Va da sé che con una struttura di questo tipo, la società sarà a disposizione per qualsiasi organizzazione anche di carattere internazionale ed anche di alto livello.

Gli artefici di questa operazione, come è logico appaia, sono stati gli attuali componenti del direttivo ivestino che rispondono ai nomi di Nino Furnari, presidente onorario, Pierino Specchio, presidente, Leonardo Dell’Aera, vice presidente molto attivo nella presente fase che comporta l’attivazione di pratiche importanti e movimenti politico/sportivi con le istituzioni, Andrea Tarucco, Marco Furnari, Matteo Specchio, Mario Congionti consiglieri e da Adriana Felletti, segretaria, con Fulvio Cocchi, responsabile sportivo del settore giovanile e Antonio Romano, responsabile sportivo del settore dilettanti. I tanti, tantissimi altri componenti del sodalizio non si sentano sminuiti per non averli potuto citare, sarebbe stato un mero elenco di nomi non facile da individuare, ma si sappia che sono ritenuti importanti tanto quanto i loro colleghi che sono ai posti di comando.

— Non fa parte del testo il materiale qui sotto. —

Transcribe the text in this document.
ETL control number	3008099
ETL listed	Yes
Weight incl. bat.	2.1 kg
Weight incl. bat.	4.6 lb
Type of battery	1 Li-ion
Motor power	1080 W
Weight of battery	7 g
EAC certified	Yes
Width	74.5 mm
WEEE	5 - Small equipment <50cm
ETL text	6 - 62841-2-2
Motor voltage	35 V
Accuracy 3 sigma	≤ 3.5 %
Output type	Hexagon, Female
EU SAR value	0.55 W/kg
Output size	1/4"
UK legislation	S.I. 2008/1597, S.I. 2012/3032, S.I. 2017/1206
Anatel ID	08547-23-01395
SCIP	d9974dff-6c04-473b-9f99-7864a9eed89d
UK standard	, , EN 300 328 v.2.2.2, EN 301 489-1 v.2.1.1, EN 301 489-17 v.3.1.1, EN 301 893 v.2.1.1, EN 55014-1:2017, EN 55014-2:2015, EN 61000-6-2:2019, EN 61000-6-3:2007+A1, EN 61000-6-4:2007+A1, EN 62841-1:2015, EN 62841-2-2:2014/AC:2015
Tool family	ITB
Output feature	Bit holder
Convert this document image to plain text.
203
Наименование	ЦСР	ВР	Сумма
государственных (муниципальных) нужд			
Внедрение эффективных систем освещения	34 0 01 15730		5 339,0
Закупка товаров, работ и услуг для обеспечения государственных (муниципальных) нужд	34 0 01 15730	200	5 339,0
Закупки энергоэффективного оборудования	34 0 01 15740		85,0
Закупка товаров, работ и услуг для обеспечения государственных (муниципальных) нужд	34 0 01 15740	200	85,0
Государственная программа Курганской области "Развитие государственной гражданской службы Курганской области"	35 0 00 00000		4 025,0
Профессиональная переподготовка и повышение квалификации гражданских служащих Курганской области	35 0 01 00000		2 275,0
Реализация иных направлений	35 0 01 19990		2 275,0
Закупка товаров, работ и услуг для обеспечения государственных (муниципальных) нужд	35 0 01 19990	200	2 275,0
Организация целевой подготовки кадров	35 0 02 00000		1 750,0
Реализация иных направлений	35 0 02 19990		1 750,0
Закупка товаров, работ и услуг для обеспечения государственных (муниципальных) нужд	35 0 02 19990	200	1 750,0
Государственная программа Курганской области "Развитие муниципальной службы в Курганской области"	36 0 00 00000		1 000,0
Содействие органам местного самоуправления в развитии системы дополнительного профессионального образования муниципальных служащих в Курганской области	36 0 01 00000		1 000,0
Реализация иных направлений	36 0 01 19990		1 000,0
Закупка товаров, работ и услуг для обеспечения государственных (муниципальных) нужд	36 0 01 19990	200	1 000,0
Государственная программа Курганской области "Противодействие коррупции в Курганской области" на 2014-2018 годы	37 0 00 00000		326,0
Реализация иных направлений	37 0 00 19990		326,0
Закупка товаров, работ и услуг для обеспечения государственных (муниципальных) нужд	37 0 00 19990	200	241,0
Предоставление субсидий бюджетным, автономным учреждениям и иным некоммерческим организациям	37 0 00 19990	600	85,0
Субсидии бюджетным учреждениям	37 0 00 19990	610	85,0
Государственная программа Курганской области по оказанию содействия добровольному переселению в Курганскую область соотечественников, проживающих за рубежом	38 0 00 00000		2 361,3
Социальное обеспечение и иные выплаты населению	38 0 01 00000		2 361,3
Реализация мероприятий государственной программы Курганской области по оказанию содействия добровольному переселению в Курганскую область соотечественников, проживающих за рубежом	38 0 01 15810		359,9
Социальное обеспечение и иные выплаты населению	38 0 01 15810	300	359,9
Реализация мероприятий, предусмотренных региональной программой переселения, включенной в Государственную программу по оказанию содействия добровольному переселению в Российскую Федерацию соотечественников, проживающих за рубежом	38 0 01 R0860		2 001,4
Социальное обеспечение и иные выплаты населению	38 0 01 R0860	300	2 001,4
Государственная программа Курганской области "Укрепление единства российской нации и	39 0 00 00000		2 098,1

Sono quarant'anni e più che la società, frutto di più fusioni tra un club e l'altro della borgata, coglie obiettivi a grappoli e si mantiene in quota con una perfetta organizzazione. Sono trent'anni e più che ha assunto una ben delineata fisionomia d’elite e la conserva tale. Sono ventidue anni esatti che è diventata tricolore. E' da sempre che viene annoverata tra le organizzazioni sportive da imitare. Tutto vero, ora è sufficiente continuare nel nuovo impianto che sta per nascere.